Z marnego prochu Bóg ulepił człowieka. To co liche, podłe, brudne, zostało w raju ręką Bożą przemienione w Jego najwspanialsze dzieło. Dlatego nie waham się przyznać, że jestem popiołem, byś wziął mnie Boże w swoje twórcze dłonie. Wydobądź ze mnie to co najpiękniejsze. Niech duch zapanuje nad mą łakomą naturą, by podobieństwo do Ciebie stało się moją chlubą i nagrodą.

Teraz właśnie jest ten czas błogosławiony. Nie warto odkładać niczego na później. Dziś mam szansę wznieść się na wyższy poziom. By nie był to tylko słomiany zapał, przyjąłem znak uczyniony spopielonymi gałązkami palmowymi. Pragnę pamiętać, że jestem jak ta gałązka palmowa, która miota się tam, gdzie ją wiatr powieje.
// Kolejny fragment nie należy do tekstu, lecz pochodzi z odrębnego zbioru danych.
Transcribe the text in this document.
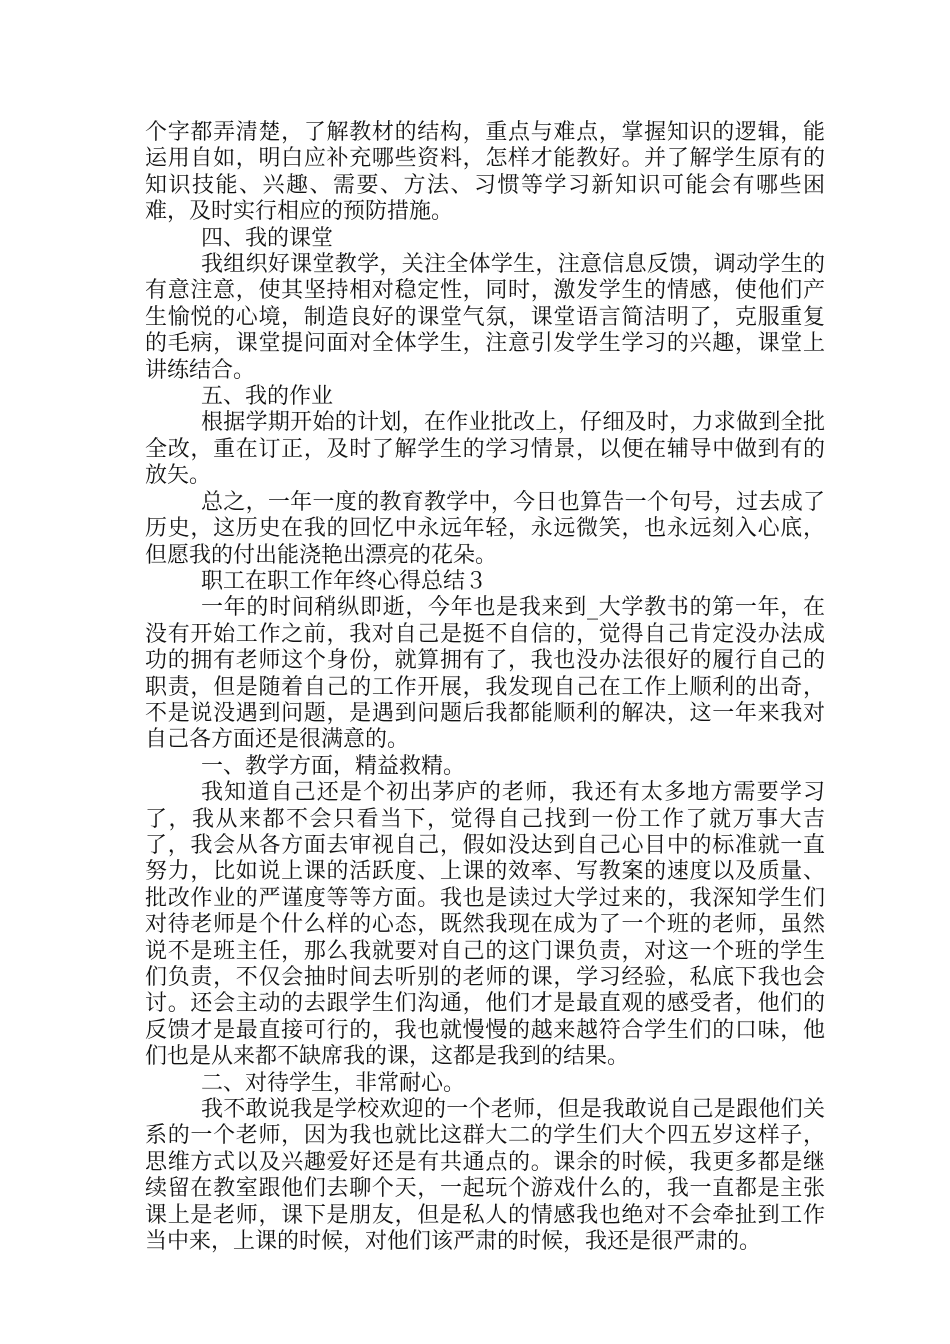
个字都弄清楚，了解教材的结构，重点与难点，掌握知识的逻辑，能运用自如，明白应补充哪些资料，怎样才能教好。并了解学生原有的知识技能、兴趣、需要、方法、习惯等学习新知识可能会有哪些困难，及时实行相应的预防措施。

四、我的课堂

我组织好课堂教学，关注全体学生，注意信息反馈，调动学生的有意注意，使其坚持相对稳定性，同时，激发学生的情感，使他们产生愉悦的心境，制造良好的课堂气氛，课堂语言简洁明了，克服重复的毛病，课堂提问面对全体学生，注意引发学生学习的兴趣，课堂上讲练结合。

五、我的作业

根据学期开始的计划，在作业批改上，仔细及时，力求做到全批全改，重在订正，及时了解学生的学习情景，以便在辅导中做到有的放矢。

总之，一年一度的教育教学中，今日也算告一个句号，过去成了历史，这历史在我的回忆中永远年轻，永远微笑，也永远刻入心底，但愿我的付出能浇艳出漂亮的花朵。

职工在职工作年终心得总结３

一年的时间稍纵即逝，今年也是我来到_大学教书的第一年，在没有开始工作之前，我对自己是挺不自信的，觉得自己肯定没办法成功的拥有老师这个身份，就算拥有了，我也没办法很好的履行自己的职责，但是随着自己的工作开展，我发现自己在工作上顺利的出奇，不是说没遇到问题，是遇到问题后我都能顺利的解决，这一年来我对自己各方面还是很满意的。

一、教学方面，精益救精。

我知道自己还是个初出茅庐的老师，我还有太多地方需要学习了，我从来都不会只看当下，觉得自己找到一份工作了就万事大吉了，我会从各方面去审视自己，假如没达到自己心目中的标准就一直努力，比如说上课的活跃度、上课的效率、写教案的速度以及质量、批改作业的严谨度等等方面。我也是读过大学过来的，我深知学生们对待老师是个什么样的心态，既然我现在成为了一个班的老师，虽然说不是班主任，那么我就要对自己的这门课负责，对这一个班的学生们负责，不仅会抽时间去听别的老师的课，学习经验，私底下我也会讨。还会主动的去跟学生们沟通，他们才是最直观的感受者，他们的反馈才是最直接可行的，我也就慢慢的越来越符合学生们的口味，他们也是从来都不缺席我的课，这都是我到的结果。

二、对待学生，非常耐心。

我不敢说我是学校欢迎的一个老师，但是我敢说自己是跟他们关系的一个老师，因为我也就比这群大二的学生们大个四五岁这样子，思维方式以及兴趣爱好还是有共通点的。课余的时候，我更多都是继续留在教室跟他们去聊个天，一起玩个游戏什么的，我一直都是主张课上是老师，课下是朋友，但是私人的情感我也绝对不会牵扯到工作当中来，上课的时候，对他们该严肃的时候，我还是很严肃的。
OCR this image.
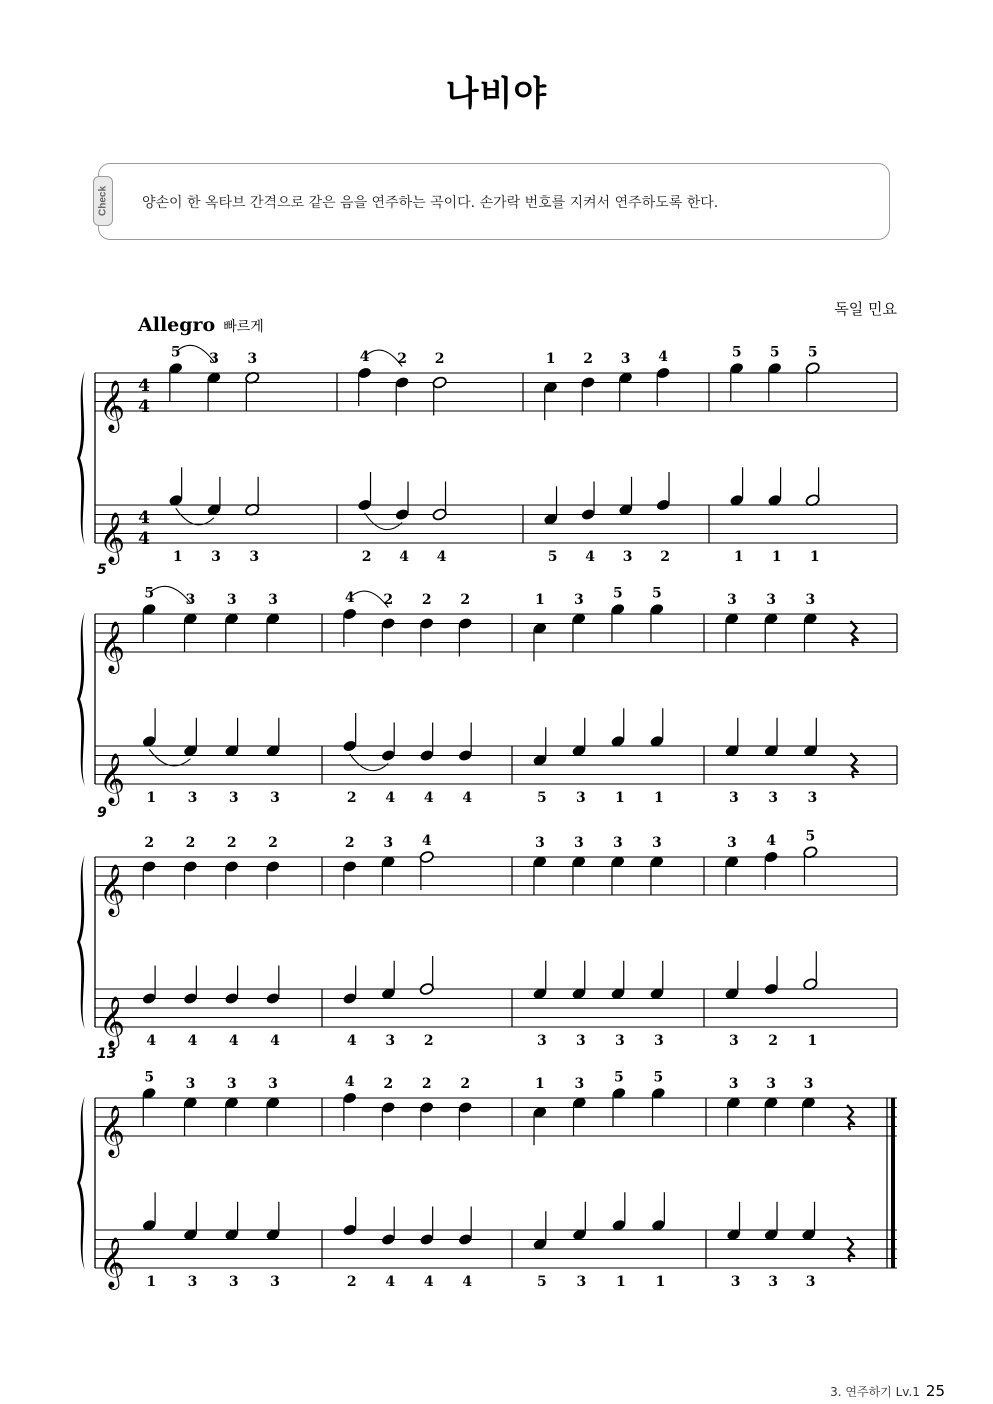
나비야
Check 양손이 한 옥타브 간격으로 같은 음을 연주하는 곡이다. 손가락 번호를 지켜서 연주하도록 한다.
독일 민요
Allegro 빠르게
𝄞
𝄞
4
4
4
4
5 3 3
1 3 3
4 2 2
2 4 4
1 2 3 4
5 4 3 2
5 5 5
1 1 1
𝄞
𝄞
5
5 3 3 3
1 3 3 3
4 2 2 2
2 4 4 4
1 3 5 5
5 3 1 1
3 3 3
3 3 3
𝄞
𝄞
9
2 2 2 2
4 4 4 4
2 3 4
4 3 2
3 3 3 3
3 3 3 3
3 4 5
3 2 1
𝄞
𝄞
13
5 3 3 3
1 3 3 3
4 2 2 2
2 4 4 4
1 3 5 5
5 3 1 1
3 3 3
3 3 3
3. 연주하기 Lv.1 25
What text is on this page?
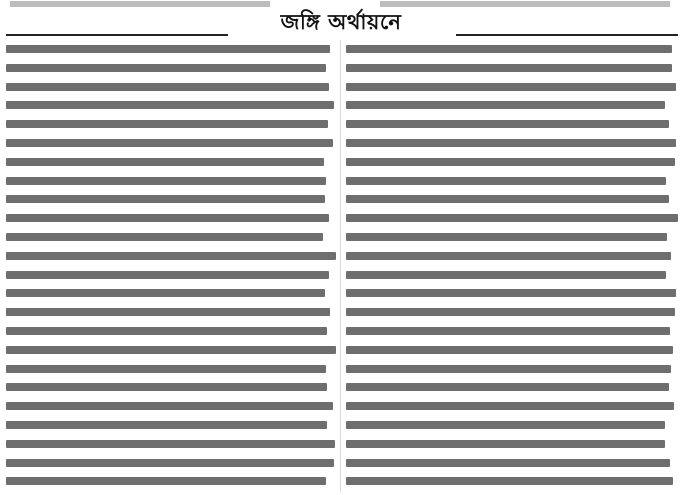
জঙ্গি অর্থায়নে
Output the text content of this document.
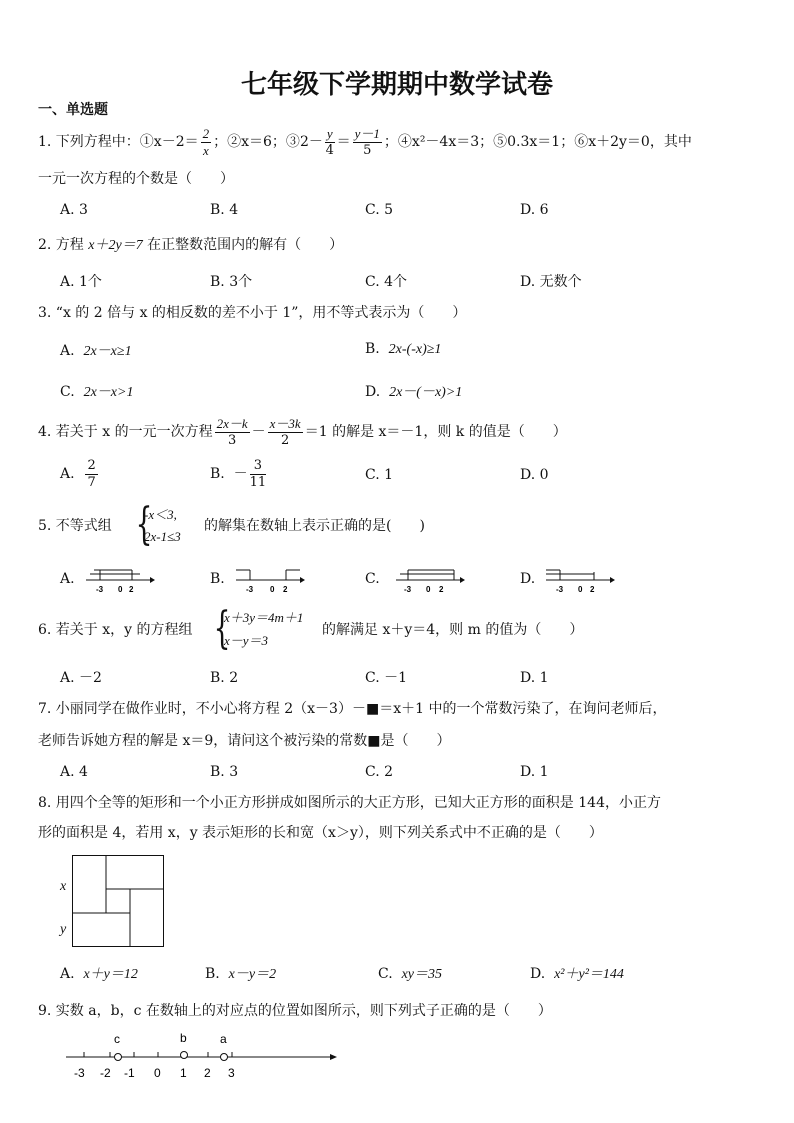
七年级下学期期中数学试卷
一、单选题
1. 下列方程中：①x－2＝ $\frac{2}{x}$ ；②x＝6；③2－ $\frac{y}{4} = \frac{y-1}{5}$ ；④x²－4x＝3；⑤0.3x＝1；⑥x＋2y＝0，其中
一元一次方程的个数是（　　）
A. 3	B. 4	C. 5	D. 6
2. 方程 x＋2y＝7 在正整数范围内的解有（　　）
A. 1个	B. 3个	C. 4个	D. 无数个
3. “x 的 2 倍与 x 的相反数的差不小于 1”，用不等式表示为（　　）
A. 2x－x≥1	B. 2x-(-x)≥1
C. 2x－x>1	D. 2x－(－x)>1
4. 若关于 x 的一元一次方程 $\frac{2x-k}{3} - \frac{x-3k}{2} =1$ 的解是 x＝－1，则 k 的值是（　　）
A. $\frac{2}{7}$	B. － $\frac{3}{11}$	C. 1	D. 0
5. 不等式组 {
-x＜3,
2x-1≤3
的解集在数轴上表示正确的是(　　)
A.	B.	C.	D.
-3 0 2	-3 0 2	-3 0 2	-3 0 2
6. 若关于 x，y 的方程组 {
x＋3y＝4m＋1
x－y＝3
的解满足 x＋y＝4，则 m 的值为（　　）
A. －2	B. 2	C. －1	D. 1
7. 小丽同学在做作业时，不小心将方程 2（x－3）－■＝x＋1 中的一个常数污染了，在询问老师后，
老师告诉她方程的解是 x＝9，请问这个被污染的常数■是（　　）
A. 4	B. 3	C. 2	D. 1
8. 用四个全等的矩形和一个小正方形拼成如图所示的大正方形，已知大正方形的面积是 144，小正方
形的面积是 4，若用 x，y 表示矩形的长和宽（x＞y），则下列关系式中不正确的是（　　）
x
y
A. x＋y＝12	B. x－y＝2	C. xy＝35	D. x²＋y²＝144
9. 实数 a，b，c 在数轴上的对应点的位置如图所示，则下列式子正确的是（　　）
c	b	a
-3 -2 -1 0 1 2 3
Jeśli wbiję sobie to mocno do głowy, nie poprzestanę tylko na słomianym zapale Niedzieli Palmowej. Wiem bowiem, że czeka mnie trud Wielkiego Piątku. Tylko wytrwali doświadczą autentycznej radości w poranek Zmartwychwstania. Przyjąłem popiół. W proch się obrócę, by z prochu powstać. Przez Ciebie i dla Ciebie Panie. Amen.